After two months of desperate resistance, the last surviving Norwegian and British defenders of Norway are overwhelmed by the Germans, and the country is forced to capitulate to the Nazis.
Two months earlier, on April 9, Nazi Germany launched its invasion of Norway, capturing several strategic points along the Norwegian coast. During the preliminary phase of the invasion, Norwegian fascist forces under Vidkun Quisling acted as a so-called “fifth column” for the German invaders, seizing Norway’s nerve centers, spreading false rumors, and occupying military bases and other locations.
Vidkun Quisling served as the Norwegian minister of defense from 1931 to 1933, and in 1934 he left the ruling party to establish the Nasjonal Samling, or National Unity Party, in imitation of Adolf Hitler’s Nazi Party. Although Norway declared neutrality at the outbreak of World War II, Nazi Germany regarded the occupation of Norway a strategic and economic necessity. In the spring of 1940, Vidkun Quisling traveled to Berlin to meet with Nazi command and plan the German conquest of his country. On April 9, the combined German forces attacked without warning, and by June 10 Hitler had conquered Norway and driven all Allied forces from the country.

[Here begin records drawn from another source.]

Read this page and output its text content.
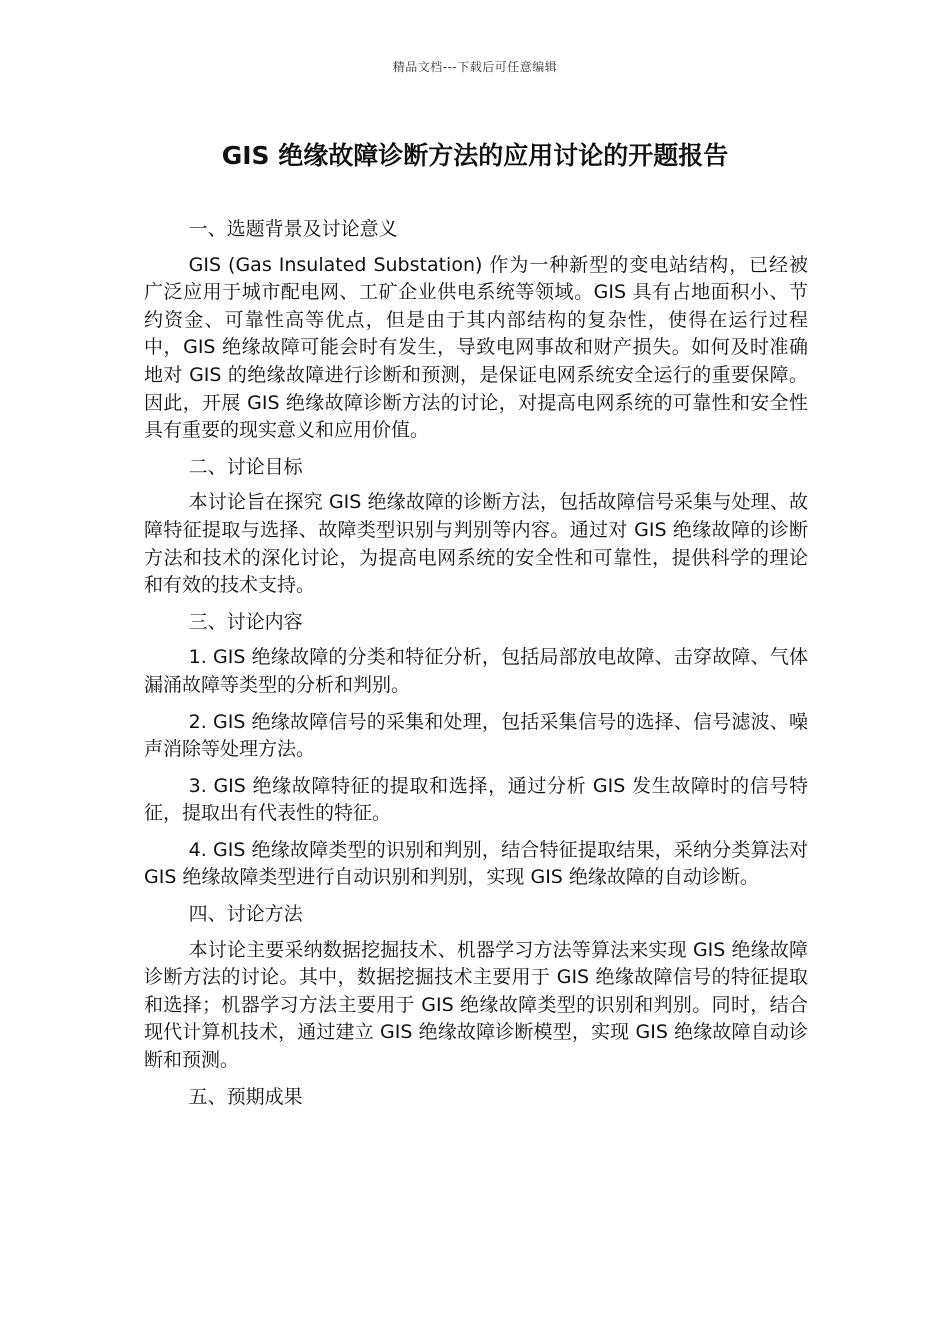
精品文档---下载后可任意编辑
GIS 绝缘故障诊断方法的应用讨论的开题报告

一、选题背景及讨论意义

GIS (Gas Insulated Substation) 作为一种新型的变电站结构，已经被广泛应用于城市配电网、工矿企业供电系统等领域。GIS 具有占地面积小、节约资金、可靠性高等优点，但是由于其内部结构的复杂性，使得在运行过程中，GIS 绝缘故障可能会时有发生，导致电网事故和财产损失。如何及时准确地对 GIS 的绝缘故障进行诊断和预测，是保证电网系统安全运行的重要保障。因此，开展 GIS 绝缘故障诊断方法的讨论，对提高电网系统的可靠性和安全性具有重要的现实意义和应用价值。

二、讨论目标

本讨论旨在探究 GIS 绝缘故障的诊断方法，包括故障信号采集与处理、故障特征提取与选择、故障类型识别与判别等内容。通过对 GIS 绝缘故障的诊断方法和技术的深化讨论，为提高电网系统的安全性和可靠性，提供科学的理论和有效的技术支持。

三、讨论内容

1. GIS 绝缘故障的分类和特征分析，包括局部放电故障、击穿故障、气体漏涌故障等类型的分析和判别。

2. GIS 绝缘故障信号的采集和处理，包括采集信号的选择、信号滤波、噪声消除等处理方法。

3. GIS 绝缘故障特征的提取和选择，通过分析 GIS 发生故障时的信号特征，提取出有代表性的特征。

4. GIS 绝缘故障类型的识别和判别，结合特征提取结果，采纳分类算法对 GIS 绝缘故障类型进行自动识别和判别，实现 GIS 绝缘故障的自动诊断。

四、讨论方法

本讨论主要采纳数据挖掘技术、机器学习方法等算法来实现 GIS 绝缘故障诊断方法的讨论。其中，数据挖掘技术主要用于 GIS 绝缘故障信号的特征提取和选择；机器学习方法主要用于 GIS 绝缘故障类型的识别和判别。同时，结合现代计算机技术，通过建立 GIS 绝缘故障诊断模型，实现 GIS 绝缘故障自动诊断和预测。

五、预期成果
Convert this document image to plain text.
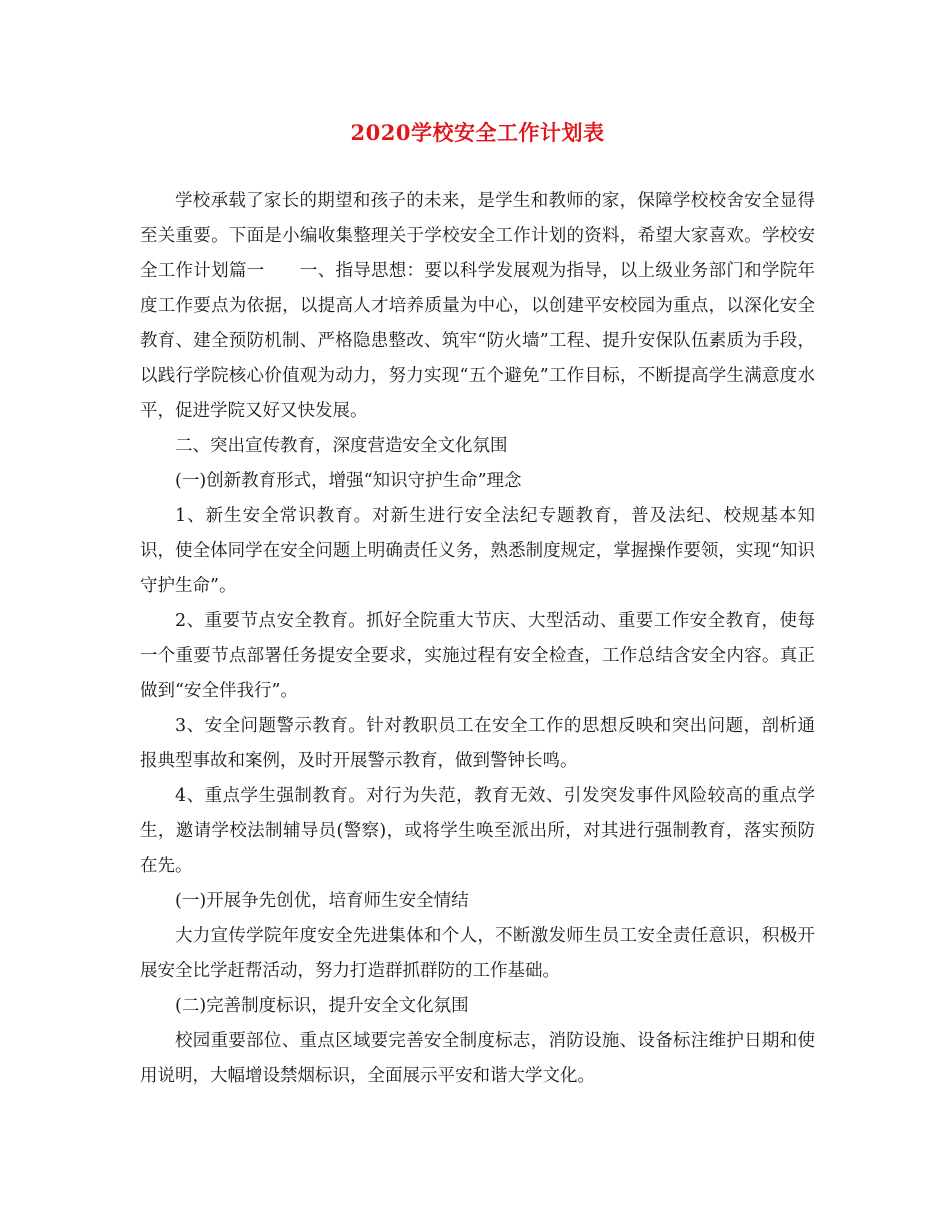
2020学校安全工作计划表

学校承载了家长的期望和孩子的未来，是学生和教师的家，保障学校校舍安全显得至关重要。下面是小编收集整理关于学校安全工作计划的资料，希望大家喜欢。学校安全工作计划篇一　　一、指导思想：要以科学发展观为指导，以上级业务部门和学院年度工作要点为依据，以提高人才培养质量为中心，以创建平安校园为重点，以深化安全教育、建全预防机制、严格隐患整改、筑牢“防火墙”工程、提升安保队伍素质为手段，以践行学院核心价值观为动力，努力实现“五个避免”工作目标，不断提高学生满意度水平，促进学院又好又快发展。

二、突出宣传教育，深度营造安全文化氛围

(一)创新教育形式，增强“知识守护生命”理念

1、新生安全常识教育。对新生进行安全法纪专题教育，普及法纪、校规基本知识，使全体同学在安全问题上明确责任义务，熟悉制度规定，掌握操作要领，实现“知识守护生命”。

2、重要节点安全教育。抓好全院重大节庆、大型活动、重要工作安全教育，使每一个重要节点部署任务提安全要求，实施过程有安全检查，工作总结含安全内容。真正做到“安全伴我行”。

3、安全问题警示教育。针对教职员工在安全工作的思想反映和突出问题，剖析通报典型事故和案例，及时开展警示教育，做到警钟长鸣。

4、重点学生强制教育。对行为失范，教育无效、引发突发事件风险较高的重点学生，邀请学校法制辅导员(警察)，或将学生唤至派出所，对其进行强制教育，落实预防在先。

(一)开展争先创优，培育师生安全情结

大力宣传学院年度安全先进集体和个人，不断激发师生员工安全责任意识，积极开展安全比学赶帮活动，努力打造群抓群防的工作基础。

(二)完善制度标识，提升安全文化氛围

校园重要部位、重点区域要完善安全制度标志，消防设施、设备标注维护日期和使用说明，大幅增设禁烟标识，全面展示平安和谐大学文化。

Although Quisling was the head of the only political party permitted by the Nazis, opposition to him in Norway was so great that it was not until February 1942 that he was able to formally establish his puppet government in Oslo. Under the authority of his Nazi commissioner, Josef Terboven, Quisling set up a repressive regime that was merciless toward those who defied it. However, Norway’s resistance movement soon became the most effective in all Nazi-occupied Europe, and Quisling’s authority rapidly waned. After the German surrender in May 1945, Quisling was arrested, convicted of high treason, and shot. From his name comes the word quisling, meaning “traitor” in several languages.